# Droid 2 and Milestone 2 accessory compatibilty?



## zkyevolved (Jun 6, 2012)

Hello everyone, I was just wondering if the extended battery will fit the Milestone 2.

http://www.ebay.es/itm/New-OEM-BP7X-1820mAh-Extended-Battery-DOOR-for-Motorola-Droid-2-A955-/120879762050?pt=PDA_Accessories&hash=item1c24feca82

That's the link to it, it's just the official 1820 mah battery for the droid 2. I have the Milestone 2. I know the battery will, but what about the battery door?

Thanks!


----------



## joeblow789 (Oct 8, 2011)

I do not have an A953 (Milestone 2), and I do not have any experience with them. However, searching ebay for A953 seems to indicate the batteries are the same.


----------



## ExodusC (Jun 27, 2011)

Aren't the Droid 2 and the Milestone 2 chassis physically identical?
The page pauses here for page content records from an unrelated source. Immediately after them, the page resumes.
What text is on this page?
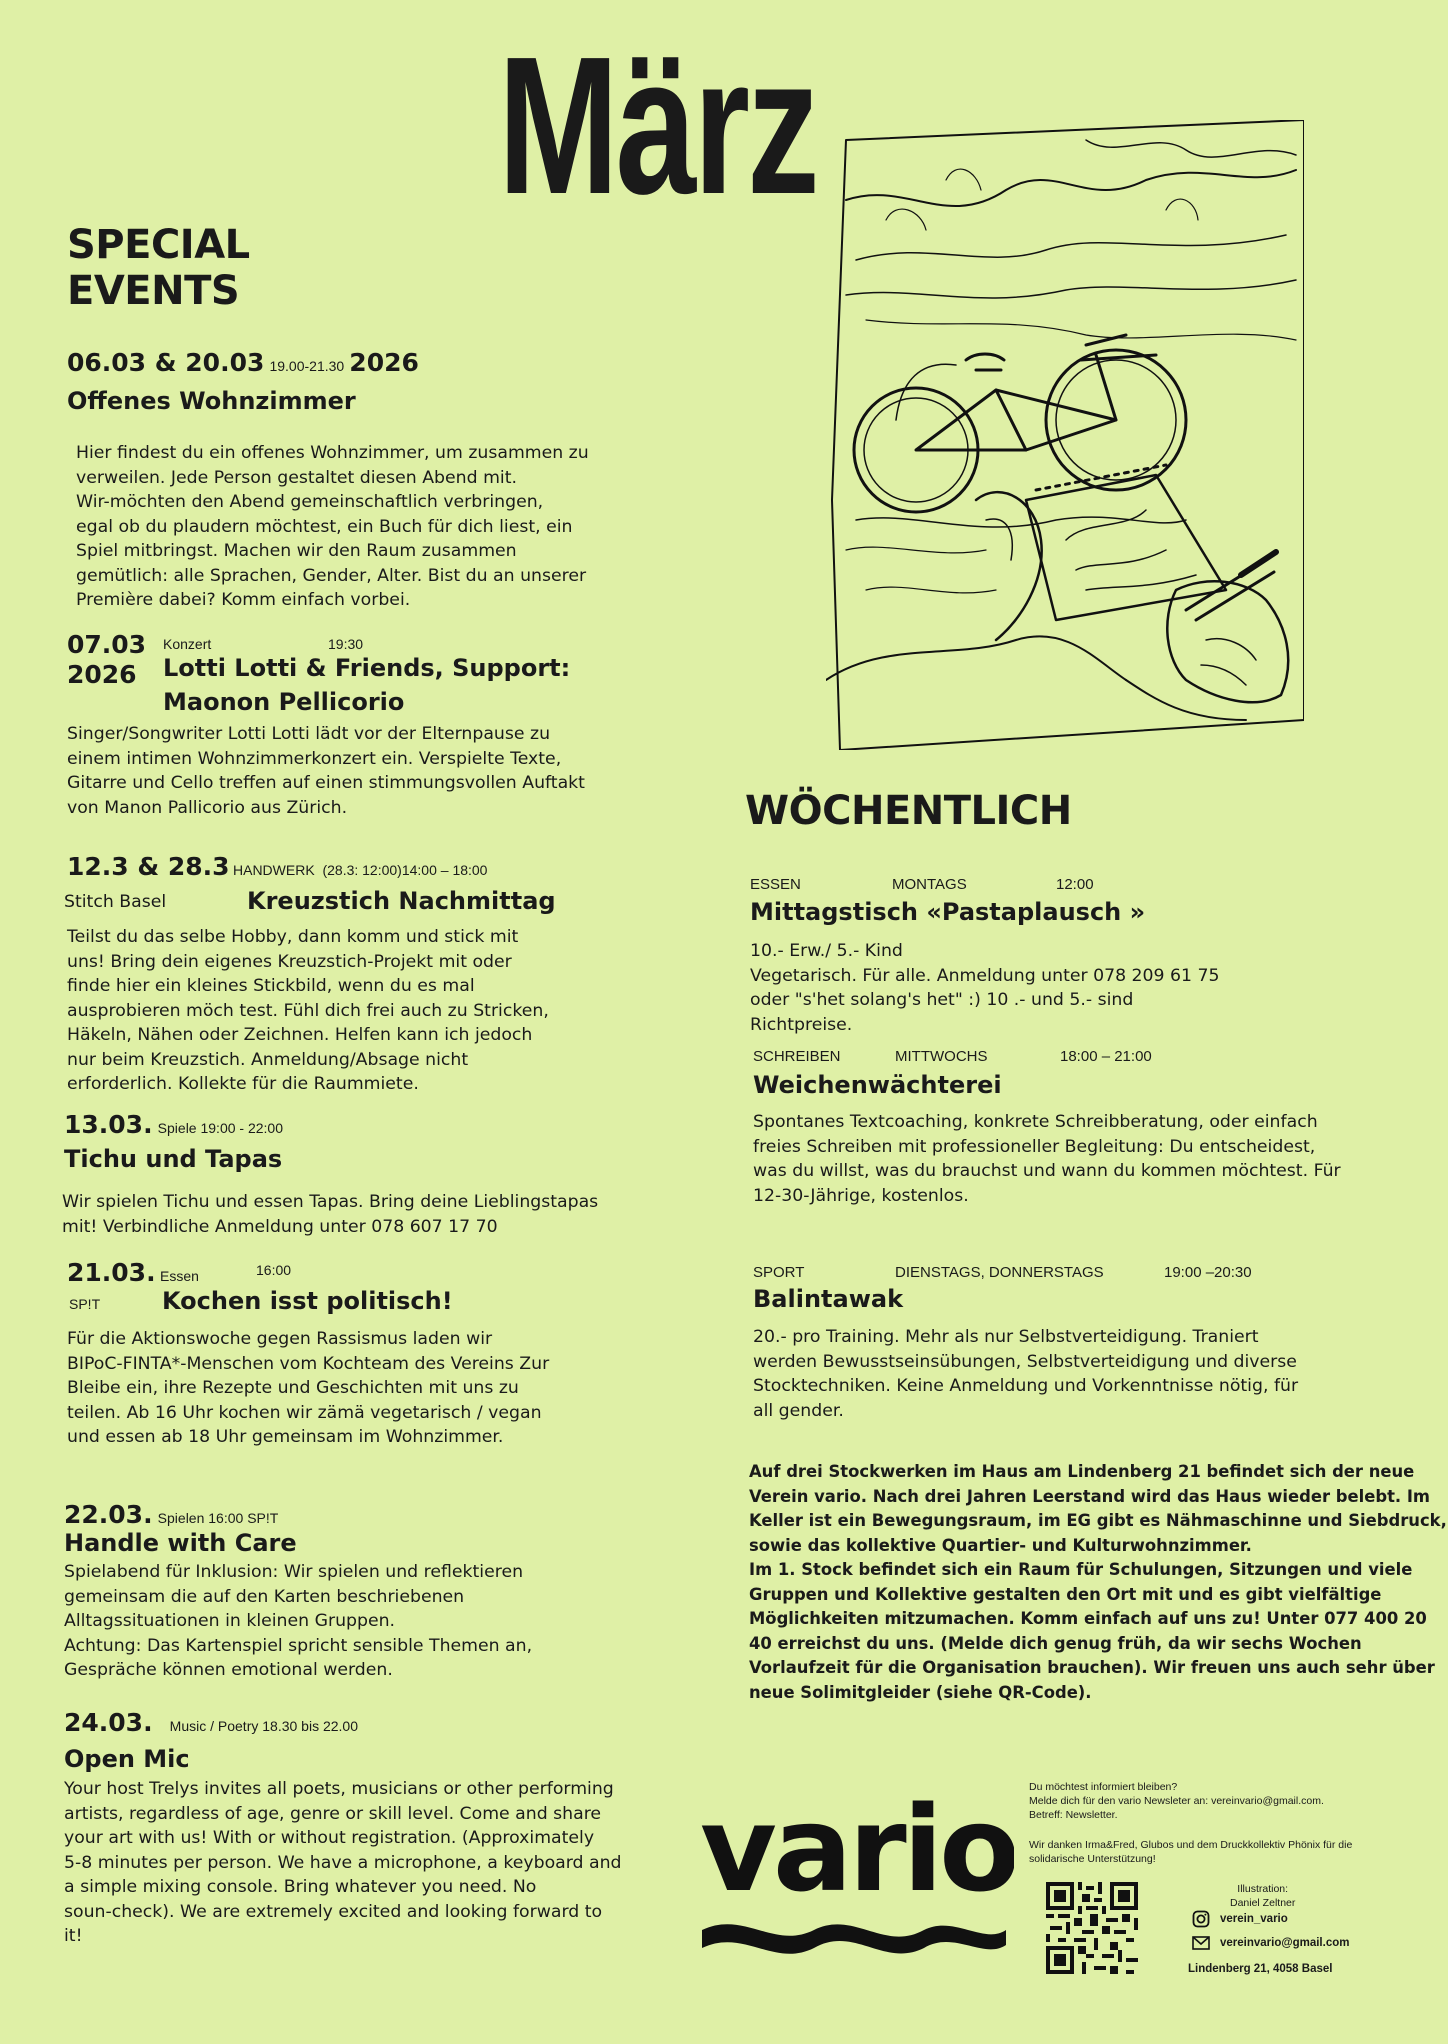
März
SPECIAL
EVENTS
06.03 & 20.03 19.00-21.30 2026
Offenes Wohnzimmer
Hier findest du ein offenes Wohnzimmer, um zusammen zu
verweilen. Jede Person gestaltet diesen Abend mit.
Wir-möchten den Abend gemeinschaftlich verbringen,
egal ob du plaudern möchtest, ein Buch für dich liest, ein
Spiel mitbringst. Machen wir den Raum zusammen
gemütlich: alle Sprachen, Gender, Alter. Bist du an unserer
Première dabei? Komm einfach vorbei.
07.03
2026
Konzert	19:30
Lotti Lotti & Friends, Support:
Maonon Pellicorio
Singer/Songwriter Lotti Lotti lädt vor der Elternpause zu
einem intimen Wohnzimmerkonzert ein. Verspielte Texte,
Gitarre und Cello treffen auf einen stimmungsvollen Auftakt
von Manon Pallicorio aus Zürich.
12.3 & 28.3 HANDWERK (28.3: 12:00)14:00 – 18:00
Stitch Basel	Kreuzstich Nachmittag
Teilst du das selbe Hobby, dann komm und stick mit
uns! Bring dein eigenes Kreuzstich-Projekt mit oder
finde hier ein kleines Stickbild, wenn du es mal
ausprobieren möch test. Fühl dich frei auch zu Stricken,
Häkeln, Nähen oder Zeichnen. Helfen kann ich jedoch
nur beim Kreuzstich. Anmeldung/Absage nicht
erforderlich. Kollekte für die Raummiete.
13.03. Spiele 19:00 - 22:00
Tichu und Tapas
Wir spielen Tichu und essen Tapas. Bring deine Lieblingstapas
mit! Verbindliche Anmeldung unter 078 607 17 70
21.03. Essen	16:00
SP!T	Kochen isst politisch!
Für die Aktionswoche gegen Rassismus laden wir
BIPoC-FINTA*-Menschen vom Kochteam des Vereins Zur
Bleibe ein, ihre Rezepte und Geschichten mit uns zu
teilen. Ab 16 Uhr kochen wir zämä vegetarisch / vegan
und essen ab 18 Uhr gemeinsam im Wohnzimmer.
22.03. Spielen 16:00 SP!T
Handle with Care
Spielabend für Inklusion: Wir spielen und reflektieren
gemeinsam die auf den Karten beschriebenen
Alltagssituationen in kleinen Gruppen.
Achtung: Das Kartenspiel spricht sensible Themen an,
Gespräche können emotional werden.
24.03. Music / Poetry 18.30 bis 22.00
Open Mic
Your host Trelys invites all poets, musicians or other performing
artists, regardless of age, genre or skill level. Come and share
your art with us! With or without registration. (Approximately
5-8 minutes per person. We have a microphone, a keyboard and
a simple mixing console. Bring whatever you need. No
soun-check). We are extremely excited and looking forward to
it!
WÖCHENTLICH
ESSEN	MONTAGS	12:00
Mittagstisch «Pastaplausch »
10.- Erw./ 5.- Kind
Vegetarisch. Für alle. Anmeldung unter 078 209 61 75
oder "s'het solang's het" :) 10 .- und 5.- sind
Richtpreise.
SCHREIBEN	MITTWOCHS	18:00 – 21:00
Weichenwächterei
Spontanes Textcoaching, konkrete Schreibberatung, oder einfach
freies Schreiben mit professioneller Begleitung: Du entscheidest,
was du willst, was du brauchst und wann du kommen möchtest. Für
12-30-Jährige, kostenlos.
SPORT	DIENSTAGS, DONNERSTAGS	19:00 –20:30
Balintawak
20.- pro Training. Mehr als nur Selbstverteidigung. Traniert
werden Bewusstseinsübungen, Selbstverteidigung und diverse
Stocktechniken. Keine Anmeldung und Vorkenntnisse nötig, für
all gender.
Auf drei Stockwerken im Haus am Lindenberg 21 befindet sich der neue
Verein vario. Nach drei Jahren Leerstand wird das Haus wieder belebt. Im
Keller ist ein Bewegungsraum, im EG gibt es Nähmaschinne und Siebdruck,
sowie das kollektive Quartier- und Kulturwohnzimmer.
Im 1. Stock befindet sich ein Raum für Schulungen, Sitzungen und viele
Gruppen und Kollektive gestalten den Ort mit und es gibt vielfältige
Möglichkeiten mitzumachen. Komm einfach auf uns zu! Unter 077 400 20
40 erreichst du uns. (Melde dich genug früh, da wir sechs Wochen
Vorlaufzeit für die Organisation brauchen). Wir freuen uns auch sehr über
neue Solimitgleider (siehe QR-Code).
vario Du möchtest informiert bleiben?
Melde dich für den vario Newsleter an: vereinvario@gmail.com.
Betreff: Newsletter.
Wir danken Irma&Fred, Glubos und dem Druckkollektiv Phönix für die
solidarische Unterstützung!
Illustration:
Daniel Zeltner
verein_vario
vereinvario@gmail.com
Lindenberg 21, 4058 Basel
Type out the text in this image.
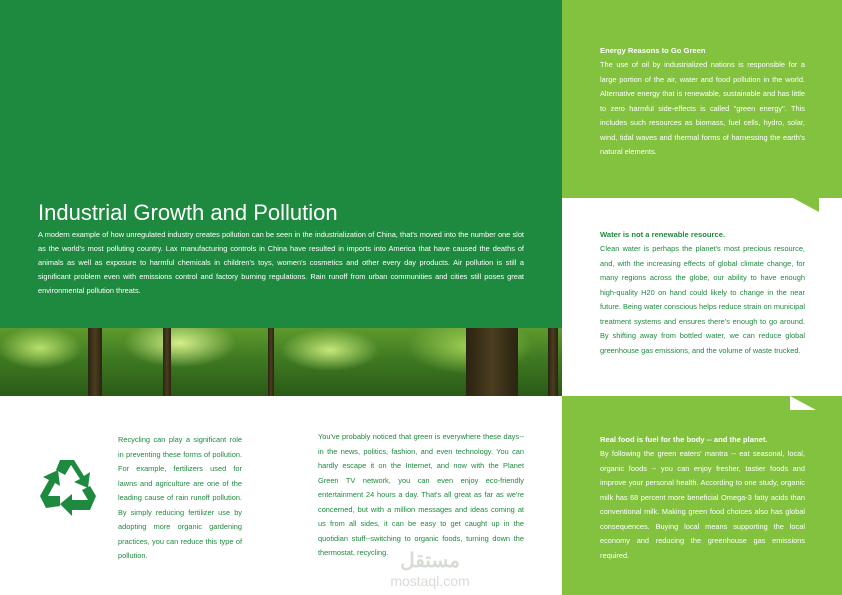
Industrial Growth and Pollution
A modern example of how unregulated industry creates pollution can be seen in the industrialization of China, that's moved into the number one slot as the world's most polluting country. Lax manufacturing controls in China have resulted in imports into America that have caused the deaths of animals as well as exposure to harmful chemicals in children's toys, women's cosmetics and other every day products. Air pollution is still a significant problem even with emissions control and factory burning regulations. Rain runoff from urban communities and cities still poses great environmental pollution threats.
Energy Reasons to Go Green

The use of oil by industrialized nations is responsible for a large portion of the air, water and food pollution in the world. Alternative energy that is renewable, sustainable and has little to zero harmful side-effects is called "green energy". This includes such resources as biomass, fuel cells, hydro, solar, wind, tidal waves and thermal forms of harnessing the earth's natural elements.

Water is not a renewable resource.

Clean water is perhaps the planet's most precious resource, and, with the increasing effects of global climate change, for many regions across the globe, our ability to have enough high-quality H20 on hand could likely to change in the near future. Being water conscious helps reduce strain on municipal treatment systems and ensures there's enough to go around. By shifting away from bottled water, we can reduce global greenhouse gas emissions, and the volume of waste trucked.

Real food is fuel for the body -- and the planet.

By following the green eaters' mantra -- eat seasonal, local, organic foods -- you can enjoy fresher, tastier foods and improve your personal health. According to one study, organic milk has 68 percent more beneficial Omega-3 fatty acids than conventional milk. Making green food choices also has global consequences. Buying local means supporting the local economy and reducing the greenhouse gas emissions required.

Recycling can play a significant role in preventing these forms of pollution. For example, fertilizers used for lawns and agriculture are one of the leading cause of rain runoff pollution. By simply reducing fertilizer use by adopting more organic gardening practices, you can reduce this type of pollution.
You've probably noticed that green is everywhere these days--in the news, politics, fashion, and even technology. You can hardly escape it on the Internet, and now with the Planet Green TV network, you can even enjoy eco-friendly entertainment 24 hours a day. That's all great as far as we're concerned, but with a million messages and ideas coming at us from all sides, it can be easy to get caught up in the quotidian stuff--switching to organic foods, turning down the thermostat, recycling. مستقل
mostaql.com
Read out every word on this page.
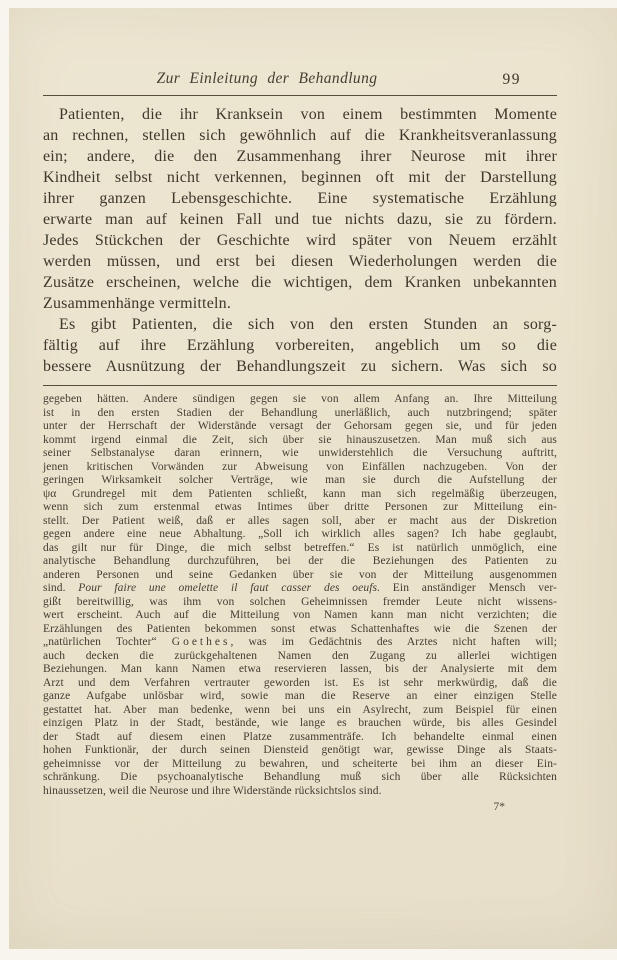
Zur Einleitung der Behandlung	99
Patienten, die ihr Kranksein von einem bestimmten Momente
an rechnen, stellen sich gewöhnlich auf die Krankheitsveranlassung
ein; andere, die den Zusammenhang ihrer Neurose mit ihrer
Kindheit selbst nicht verkennen, beginnen oft mit der Darstellung
ihrer ganzen Lebensgeschichte. Eine systematische Erzählung
erwarte man auf keinen Fall und tue nichts dazu, sie zu fördern.
Jedes Stückchen der Geschichte wird später von Neuem erzählt
werden müssen, und erst bei diesen Wiederholungen werden die
Zusätze erscheinen, welche die wichtigen, dem Kranken unbekannten
Zusammenhänge vermitteln.
Es gibt Patienten, die sich von den ersten Stunden an sorg-
fältig auf ihre Erzählung vorbereiten, angeblich um so die
bessere Ausnützung der Behandlungszeit zu sichern. Was sich so
gegeben hätten. Andere sündigen gegen sie von allem Anfang an. Ihre Mitteilung
ist in den ersten Stadien der Behandlung unerläßlich, auch nutzbringend; später
unter der Herrschaft der Widerstände versagt der Gehorsam gegen sie, und für jeden
kommt irgend einmal die Zeit, sich über sie hinauszusetzen. Man muß sich aus
seiner Selbstanalyse daran erinnern, wie unwiderstehlich die Versuchung auftritt,
jenen kritischen Vorwänden zur Abweisung von Einfällen nachzugeben. Von der
geringen Wirksamkeit solcher Verträge, wie man sie durch die Aufstellung der
ψα Grundregel mit dem Patienten schließt, kann man sich regelmäßig überzeugen,
wenn sich zum erstenmal etwas Intimes über dritte Personen zur Mitteilung ein-
stellt. Der Patient weiß, daß er alles sagen soll, aber er macht aus der Diskretion
gegen andere eine neue Abhaltung. „Soll ich wirklich alles sagen? Ich habe geglaubt,
das gilt nur für Dinge, die mich selbst betreffen.“ Es ist natürlich unmöglich, eine
analytische Behandlung durchzuführen, bei der die Beziehungen des Patienten zu
anderen Personen und seine Gedanken über sie von der Mitteilung ausgenommen
sind. Pour faire une omelette il faut casser des oeufs. Ein anständiger Mensch ver-
gißt bereitwillig, was ihm von solchen Geheimnissen fremder Leute nicht wissens-
wert erscheint. Auch auf die Mitteilung von Namen kann man nicht verzichten; die
Erzählungen des Patienten bekommen sonst etwas Schattenhaftes wie die Szenen der
„natürlichen Tochter“ Goethes, was im Gedächtnis des Arztes nicht haften will;
auch decken die zurückgehaltenen Namen den Zugang zu allerlei wichtigen
Beziehungen. Man kann Namen etwa reservieren lassen, bis der Analysierte mit dem
Arzt und dem Verfahren vertrauter geworden ist. Es ist sehr merkwürdig, daß die
ganze Aufgabe unlösbar wird, sowie man die Reserve an einer einzigen Stelle
gestattet hat. Aber man bedenke, wenn bei uns ein Asylrecht, zum Beispiel für einen
einzigen Platz in der Stadt, bestände, wie lange es brauchen würde, bis alles Gesindel
der Stadt auf diesem einen Platze zusammenträfe. Ich behandelte einmal einen
hohen Funktionär, der durch seinen Diensteid genötigt war, gewisse Dinge als Staats-
geheimnisse vor der Mitteilung zu bewahren, und scheiterte bei ihm an dieser Ein-
schränkung. Die psychoanalytische Behandlung muß sich über alle Rücksichten
hinaussetzen, weil die Neurose und ihre Widerstände rücksichtslos sind.
7*
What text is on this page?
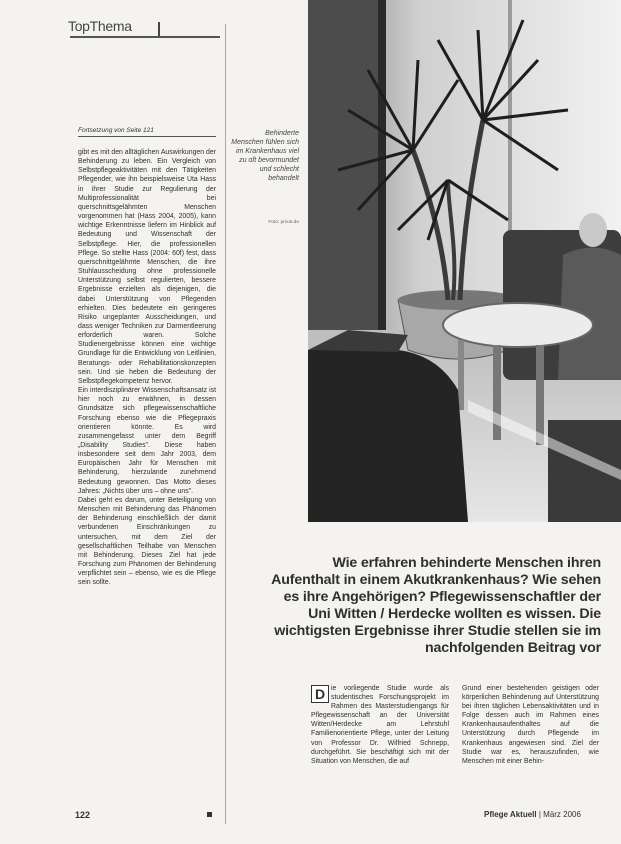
TopThema
Fortsetzung von Seite 121

gibt es mit den alltäglichen Auswirkungen der Behinderung zu leben. Ein Vergleich von Selbstpflegeaktivitäten mit den Tätigkeiten Pflegender, wie ihn beispielsweise Uta Hass in ihrer Studie zur Regulierung der Multiprofessionalität bei querschnittsgelähmten Menschen vorgenommen hat (Hass 2004, 2005), kann wichtige Erkenntnisse liefern im Hinblick auf Bedeutung und Wissenschaft der Selbstpflege. Hier, die professionellen Pflege. So stellte Hass (2004: 60f) fest, dass querschnittgelähmte Menschen, die ihre Stuhlausscheidung ohne professionelle Unterstützung selbst regulierten, bessere Ergebnisse erzielten als diejenigen, die dabei Unterstützung von Pflegenden erhielten. Dies bedeutete ein geringeres Risiko ungeplanter Ausscheidungen, und dass weniger Techniken zur Darmentleerung erforderlich waren. Solche Studienergebnisse können eine wichtige Grundlage für die Entwicklung von Leitlinien, Beratungs- oder Rehabilitationskonzepten sein. Und sie heben die Bedeutung der Selbstpflegekompetenz hervor.

Ein interdisziplinärer Wissenschaftsansatz ist hier noch zu erwähnen, in dessen Grundsätze sich pflegewissenschaftliche Forschung ebenso wie die Pflegepraxis orientieren könnte. Es wird zusammengefasst unter dem Begriff „Disability Studies". Diese haben insbesondere seit dem Jahr 2003, dem Europäischen Jahr für Menschen mit Behinderung, hierzulande zunehmend Bedeutung gewonnen. Das Motto dieses Jahres: „Nichts über uns – ohne uns".

Dabei geht es darum, unter Beteiligung von Menschen mit Behinderung das Phänomen der Behinderung einschließlich der damit verbundenen Einschränkungen zu untersuchen, mit dem Ziel der gesellschaftlichen Teilhabe von Menschen mit Behinderung. Dieses Ziel hat jede Forschung zum Phänomen der Behinderung verpflichtet sein – ebenso, wie es die Pflege sein sollte.

Behinderte Menschen fühlen sich im Krankenhaus viel zu oft bevormundet und schlecht behandelt
Foto: privat.de
Wie erfahren behinderte Menschen ihren Aufenthalt in einem Akutkrankenhaus? Wie sehen es ihre Angehörigen? Pflegewissenschaftler der Uni Witten / Herdecke wollten es wissen. Die wichtigsten Ergebnisse ihrer Studie stellen sie im nachfolgenden Beitrag vor
D ie vorliegende Studie wurde als studentisches Forschungsprojekt im Rahmen des Masterstudiengangs für Pflegewissenschaft an der Universität Witten/Herdecke am Lehrstuhl Familienorientierte Pflege, unter der Leitung von Professor Dr. Wilfried Schnepp, durchgeführt. Sie beschäftigt sich mit der Situation von Menschen, die auf
Grund einer bestehenden geistigen oder körperlichen Behinderung auf Unterstützung bei ihren täglichen Lebensaktivitäten und in Folge dessen auch im Rahmen eines Krankenhausaufenthaltes auf die Unterstützung durch Pflegende im Krankenhaus angewiesen sind. Ziel der Studie war es, herauszufinden, wie Menschen mit einer Behin-
122	Pflege Aktuell | März 2006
I see no reason why the battery door would not fit.


----------



## zkyevolved (Jun 6, 2012)

Fantastic. Thanks guys 

Sent from my GT-N7000 using Tapatalk 2


----------



## Kitsune (May 2, 2012)

Is the BP7X the only extended battery for droid2s models?
im thinking in getting a new one, but im not sure if there's another one with more capacity (mah)


----------



## Destrto (Jul 31, 2012)

Kitsune said:


> Is the BP7X the only extended battery for droid2s models?
> im thinking in getting a new one, but im not sure if there's another one with more capacity (mah)


I believe there was a bigger one, like a dual battery almost by the looks of it that required a much bigger door to hold. But the BP7X is the only one ive seen lately. I use it currently and get a full days use out of it even with heavy email and text use.

The Battery i was referring to is still available it seems. Link here - http://www.amazon.com/Replacement-Battery-GLOBAL-Extended-2300mAh/dp/B005L9H85U/ref=sr_1_25?s=wireless&ie=UTF8&qid=1345179364&sr=1-25&keywords=Droid+2+global+extended+battery


----------



## Kitsune (May 2, 2012)

Oh ic, thanks 4 sharing.
Indeed, Its a lil bit big









Sent from my DROID2 GLOBAL using Tapatalk 2


----------



## Destrto (Jul 31, 2012)

Kitsune said:


> Oh ic, thanks 4 sharing.
> Indeed, Its a lil bit big
> 
> 
> ...


Yea the one i linked is a bit bulky. But the extended battery you linked is only slightly bigger than the stock And it, in my opinion, gives a better grip to the handling of the phone.


----------



## Xplorer4x4 (Jul 15, 2011)

Since the title mentions accessories, I thought I would mention that D2 cases will work on the M2 and the D2G. On the D2G, the top corner does not fit well because the camera is raised a few mm compared the the D2, but I have been rockin a D2 case on my D2G for a long time!

Sent from my DROID2 Global


----------



## Kitsune (May 2, 2012)

Good to know about that.
Btw theres any wired headphones with remote(music controls) which actually works?
Sent from my DROID2 GLOBAL using Tapatalk 2


----------